Auctions See Higher Cover Ratios

Bond auction cover ratios—a measure of demand relative to the amount of debt issued—have also been strengthening across euro zone nations. Germany’s 10-year Bund auction last week achieved a cover ratio of 2.1x, a significant rise from 1.5x in March. France and the Netherlands have reported similar surges in demand, with central banks accounting for up to 30% of total bids in some recent sales.

Analysts note that much of the demand is coming from institutions in the Middle East, Asia, and Eastern Europe, who view euro zone debt as increasingly attractive amid elevated geopolitical risks and dollar volatility.

ECB’s Role and Policy Signals

While the ECB itself is no longer actively buying government bonds under its pandemic emergency purchase programme (PEPP) or the older asset purchase programme (APP), its influence still looms large.

“Foreign central banks often take their cues from the ECB’s tone,” said Marie Delacroix, a senior economist at Société Générale. “While the ECB has paused rate hikes for now, the overall message has been one of policy flexibility. That creates room for others to enter euro zone debt markets with a degree of confidence.”

Indeed, in its latest statement, the ECB emphasized it will maintain “favorable liquidity conditions” and continue reinvestments under PEPP until at least mid-2025.

Market Context: Safe-Haven Appeal Returns

After a turbulent 2024 marked by inflation spikes, energy shocks, and rate volatility, euro zone bonds are regaining their luster. Germany’s 10-year yield has dropped from highs of 3.4% in late 2024 to around 2.8% in mid-July 2025. Meanwhile, spreads between peripheral and core bonds have narrowed, suggesting investor confidence in euro zone cohesion is improving.

“The stabilization of yields makes euro bonds a more predictable component in diversified reserves,” said Natalia Petrova, head of reserve management at the Bank of Kazakhstan, which recently increased its euro bond holdings by 8%.

The safe-haven narrative is also being reinforced by rising uncertainties in the U.S. and Asia. The upcoming U.S. presidential election, coupled with tensions in the South China Sea, is prompting global reserve managers to recalibrate portfolios toward European debt.

Implications for Euro Zone Governments

For euro zone treasuries, central bank buying provides a welcome buffer. As many nations face rising debt servicing costs, strong auction results help lower borrowing rates and reduce market pressure.

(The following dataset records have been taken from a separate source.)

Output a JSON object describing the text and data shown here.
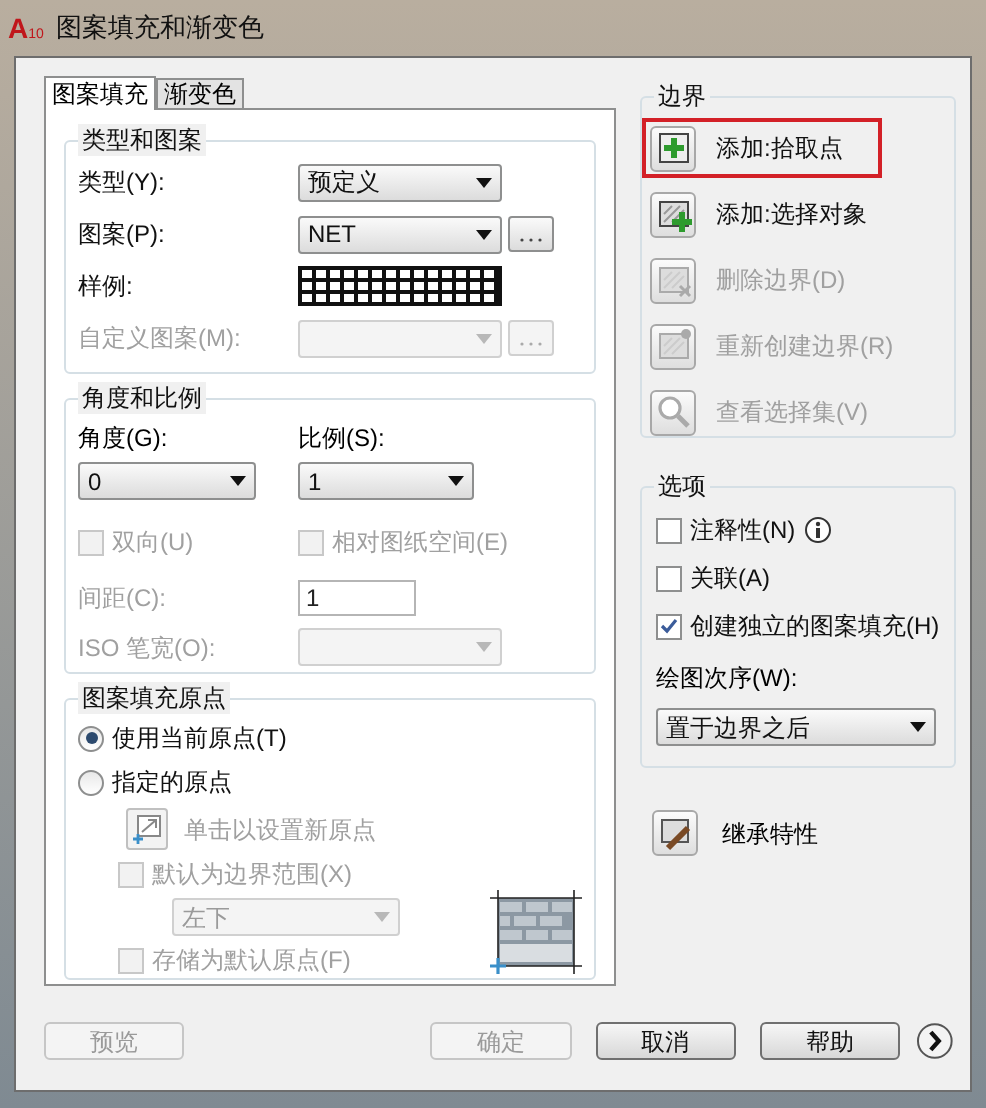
{
  "window": {
    "title": "图案填充和渐变色",
    "badge": {
      "letter": "A",
      "number": "10"
    }
  },
  "tabs": [
    {
      "label": "图案填充",
      "selected": true
    },
    {
      "label": "渐变色",
      "selected": false
    }
  ],
  "type_and_pattern": {
    "title": "类型和图案",
    "rows": [
      {
        "kind": "combo",
        "label": "类型(Y):",
        "value": "预定义",
        "disabled": false,
        "browse": false
      },
      {
        "kind": "combo",
        "label": "图案(P):",
        "value": "NET",
        "disabled": false,
        "browse": true
      },
      {
        "kind": "swatch",
        "label": "样例:",
        "disabled": false
      },
      {
        "kind": "combo",
        "label": "自定义图案(M):",
        "disabled": true,
        "browse": true
      }
    ]
  },
  "angle_and_scale": {
    "title": "角度和比例",
    "angle": {
      "label": "角度(G):",
      "value": "0"
    },
    "scale": {
      "label": "比例(S):",
      "value": "1"
    },
    "checkboxes": [
      {
        "label": "双向(U)",
        "checked": false,
        "disabled": true
      },
      {
        "label": "相对图纸空间(E)",
        "checked": false,
        "disabled": true
      }
    ],
    "spacing": {
      "label": "间距(C):",
      "value": "1",
      "disabled": true
    },
    "iso_pen": {
      "label": "ISO 笔宽(O):",
      "disabled": true
    }
  },
  "origin": {
    "title": "图案填充原点",
    "radios": [
      {
        "label": "使用当前原点(T)",
        "selected": true
      },
      {
        "label": "指定的原点",
        "selected": false
      }
    ],
    "set_origin": {
      "label": "单击以设置新原点",
      "disabled": true
    },
    "default_extent": {
      "label": "默认为边界范围(X)",
      "checked": false,
      "disabled": true
    },
    "position": {
      "value": "左下",
      "disabled": true
    },
    "store_default": {
      "label": "存储为默认原点(F)",
      "checked": false,
      "disabled": true
    }
  },
  "boundaries": {
    "title": "边界",
    "actions": [
      {
        "kind": "pick",
        "label": "添加:拾取点",
        "disabled": false,
        "highlighted": true
      },
      {
        "kind": "select",
        "label": "添加:选择对象",
        "disabled": false,
        "highlighted": false
      },
      {
        "kind": "remove",
        "label": "删除边界(D)",
        "disabled": true,
        "highlighted": false
      },
      {
        "kind": "recreate",
        "label": "重新创建边界(R)",
        "disabled": true,
        "highlighted": false
      },
      {
        "kind": "view",
        "label": "查看选择集(V)",
        "disabled": true,
        "highlighted": false
      }
    ]
  },
  "options": {
    "title": "选项",
    "checkboxes": [
      {
        "label": "注释性(N)",
        "checked": false,
        "info": true
      },
      {
        "label": "关联(A)",
        "checked": false,
        "info": false
      },
      {
        "label": "创建独立的图案填充(H)",
        "checked": true,
        "info": false
      }
    ],
    "draw_order": {
      "label": "绘图次序(W):",
      "value": "置于边界之后"
    }
  },
  "inherit": {
    "label": "继承特性"
  },
  "buttons": [
    {
      "label": "预览",
      "disabled": true
    },
    {
      "label": "确定",
      "disabled": true
    },
    {
      "label": "取消",
      "disabled": false
    },
    {
      "label": "帮助",
      "disabled": false
    }
  ]
}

“The increased demand from central banks is a tailwind for fiscal planning,” noted Anja Müller, debt strategist at DZ Bank. “Governments can lock in funding at lower rates, while private investors benefit from tighter spreads and reduced volatility.”

However, there are warnings too. Analysts caution that if central bank buying proves transitory or politically driven, the stability could be short-lived.

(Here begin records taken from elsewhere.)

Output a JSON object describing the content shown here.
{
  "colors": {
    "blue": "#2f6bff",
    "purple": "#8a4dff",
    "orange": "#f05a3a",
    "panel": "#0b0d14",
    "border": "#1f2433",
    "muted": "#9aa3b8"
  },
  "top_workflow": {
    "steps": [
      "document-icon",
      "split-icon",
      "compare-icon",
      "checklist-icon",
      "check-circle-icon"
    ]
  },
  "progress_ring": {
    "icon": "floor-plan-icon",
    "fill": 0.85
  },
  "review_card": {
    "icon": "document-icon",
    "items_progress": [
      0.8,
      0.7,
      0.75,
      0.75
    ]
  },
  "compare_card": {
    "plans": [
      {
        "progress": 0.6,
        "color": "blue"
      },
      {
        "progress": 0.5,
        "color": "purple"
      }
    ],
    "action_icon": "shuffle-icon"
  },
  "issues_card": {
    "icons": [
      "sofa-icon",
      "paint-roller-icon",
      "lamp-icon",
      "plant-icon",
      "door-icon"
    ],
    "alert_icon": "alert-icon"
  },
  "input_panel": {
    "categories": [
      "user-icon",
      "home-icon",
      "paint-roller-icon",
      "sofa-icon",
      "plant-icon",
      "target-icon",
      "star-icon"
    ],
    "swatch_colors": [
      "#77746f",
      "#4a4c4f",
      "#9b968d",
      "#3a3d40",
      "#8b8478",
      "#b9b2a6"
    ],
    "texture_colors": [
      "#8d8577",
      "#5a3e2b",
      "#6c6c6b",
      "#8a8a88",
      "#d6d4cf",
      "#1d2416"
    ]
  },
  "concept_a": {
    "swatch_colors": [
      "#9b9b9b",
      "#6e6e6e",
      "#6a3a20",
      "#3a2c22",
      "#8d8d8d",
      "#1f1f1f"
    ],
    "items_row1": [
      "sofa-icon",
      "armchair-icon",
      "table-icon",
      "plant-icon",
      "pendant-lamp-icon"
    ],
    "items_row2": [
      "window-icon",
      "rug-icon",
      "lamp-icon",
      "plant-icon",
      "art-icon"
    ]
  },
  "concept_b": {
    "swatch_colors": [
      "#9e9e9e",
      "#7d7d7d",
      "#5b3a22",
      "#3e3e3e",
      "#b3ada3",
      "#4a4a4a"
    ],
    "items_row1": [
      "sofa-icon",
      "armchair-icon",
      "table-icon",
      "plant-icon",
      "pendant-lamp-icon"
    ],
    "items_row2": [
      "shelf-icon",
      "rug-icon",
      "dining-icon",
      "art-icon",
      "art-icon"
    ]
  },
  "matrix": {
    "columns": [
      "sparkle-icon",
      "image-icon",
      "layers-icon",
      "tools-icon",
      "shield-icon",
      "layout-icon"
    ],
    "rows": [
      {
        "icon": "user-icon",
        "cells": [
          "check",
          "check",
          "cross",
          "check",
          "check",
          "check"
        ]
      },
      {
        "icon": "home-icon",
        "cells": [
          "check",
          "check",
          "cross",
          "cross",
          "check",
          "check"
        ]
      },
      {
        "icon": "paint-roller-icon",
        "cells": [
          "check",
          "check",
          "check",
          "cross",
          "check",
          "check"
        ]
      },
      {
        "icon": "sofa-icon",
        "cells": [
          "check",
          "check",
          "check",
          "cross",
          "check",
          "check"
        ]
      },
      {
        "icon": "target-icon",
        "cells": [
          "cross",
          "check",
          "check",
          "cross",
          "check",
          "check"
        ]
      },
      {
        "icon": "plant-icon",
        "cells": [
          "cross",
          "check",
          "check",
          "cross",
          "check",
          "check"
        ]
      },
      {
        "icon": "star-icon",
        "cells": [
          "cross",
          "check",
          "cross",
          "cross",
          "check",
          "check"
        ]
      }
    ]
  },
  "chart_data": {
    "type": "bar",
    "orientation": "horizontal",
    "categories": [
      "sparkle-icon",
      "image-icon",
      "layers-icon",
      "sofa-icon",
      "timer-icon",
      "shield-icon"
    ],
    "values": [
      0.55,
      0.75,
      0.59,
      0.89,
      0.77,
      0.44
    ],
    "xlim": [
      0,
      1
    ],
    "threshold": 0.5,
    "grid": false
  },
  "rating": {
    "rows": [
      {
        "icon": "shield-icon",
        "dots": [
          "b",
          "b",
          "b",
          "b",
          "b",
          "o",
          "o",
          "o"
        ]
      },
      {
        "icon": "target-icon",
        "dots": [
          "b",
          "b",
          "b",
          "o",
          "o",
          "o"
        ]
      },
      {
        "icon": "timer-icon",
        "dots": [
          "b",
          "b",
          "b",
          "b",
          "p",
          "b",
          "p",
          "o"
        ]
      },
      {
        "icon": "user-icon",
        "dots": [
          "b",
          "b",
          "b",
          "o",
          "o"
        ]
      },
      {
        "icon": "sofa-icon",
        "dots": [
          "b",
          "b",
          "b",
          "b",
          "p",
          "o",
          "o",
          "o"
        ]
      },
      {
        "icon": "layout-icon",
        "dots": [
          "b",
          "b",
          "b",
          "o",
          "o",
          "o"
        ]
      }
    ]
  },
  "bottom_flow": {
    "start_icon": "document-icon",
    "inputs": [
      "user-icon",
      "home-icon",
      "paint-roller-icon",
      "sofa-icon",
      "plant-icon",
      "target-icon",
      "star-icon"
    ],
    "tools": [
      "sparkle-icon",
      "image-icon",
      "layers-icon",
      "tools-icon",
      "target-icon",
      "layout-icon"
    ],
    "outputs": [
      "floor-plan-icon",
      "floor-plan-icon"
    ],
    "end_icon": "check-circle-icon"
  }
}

“While the current trend is positive, it’s crucial to assess whether this is strategic positioning or a temporary shelter,” said Weil.

Investor Outlook: Strategic Opportunities Amid Shifting Winds

Looking ahead, market participants expect euro zone bonds to remain well-supported, especially if the ECB holds rates steady and inflation continues to trend lower.

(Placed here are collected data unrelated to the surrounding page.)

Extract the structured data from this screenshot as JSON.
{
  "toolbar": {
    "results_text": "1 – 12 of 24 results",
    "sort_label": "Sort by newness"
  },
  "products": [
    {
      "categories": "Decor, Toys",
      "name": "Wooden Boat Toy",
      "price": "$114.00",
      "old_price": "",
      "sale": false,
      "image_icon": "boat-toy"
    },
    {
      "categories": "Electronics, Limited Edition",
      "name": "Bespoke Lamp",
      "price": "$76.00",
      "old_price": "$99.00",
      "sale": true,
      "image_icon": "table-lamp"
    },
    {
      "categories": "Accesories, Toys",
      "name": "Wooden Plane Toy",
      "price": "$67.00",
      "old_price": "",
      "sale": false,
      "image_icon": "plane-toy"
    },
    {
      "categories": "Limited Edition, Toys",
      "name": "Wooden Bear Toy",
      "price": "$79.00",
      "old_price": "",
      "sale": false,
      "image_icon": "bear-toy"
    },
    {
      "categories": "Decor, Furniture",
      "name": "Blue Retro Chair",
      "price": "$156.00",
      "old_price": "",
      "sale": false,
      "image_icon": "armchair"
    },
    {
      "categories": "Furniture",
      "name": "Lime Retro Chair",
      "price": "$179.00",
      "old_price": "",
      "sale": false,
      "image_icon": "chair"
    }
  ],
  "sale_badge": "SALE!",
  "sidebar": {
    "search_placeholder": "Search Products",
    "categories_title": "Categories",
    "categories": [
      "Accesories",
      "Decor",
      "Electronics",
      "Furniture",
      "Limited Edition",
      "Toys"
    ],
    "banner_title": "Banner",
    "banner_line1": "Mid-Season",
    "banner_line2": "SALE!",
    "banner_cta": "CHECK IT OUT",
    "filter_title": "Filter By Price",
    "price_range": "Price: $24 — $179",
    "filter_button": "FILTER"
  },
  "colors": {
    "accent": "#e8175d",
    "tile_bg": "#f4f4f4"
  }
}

“Investment-grade euro government bonds are becoming a core allocation again,” said Delacroix. “The combination of political stability, a clear monetary policy outlook, and decent real yields makes them attractive.”

Private fund managers and pension funds are also increasing allocations, especially in the 5–10 year maturity range. ESG-compliant sovereign bonds, such as green Bunds and OATs, have seen notable inflows, aided by strong interest from Scandinavian and Gulf central banks.

Final Takeaway

Central banks ramping up their buying of euro zone bonds highlights a shift in the global reserve management playbook. Amid global volatility and a cautiously dovish ECB, sovereign euro debt is once again in favor. While questions remain about the sustainability of this trend, for now, the euro zone's bond market is enjoying a rare moment of calm—and credibility.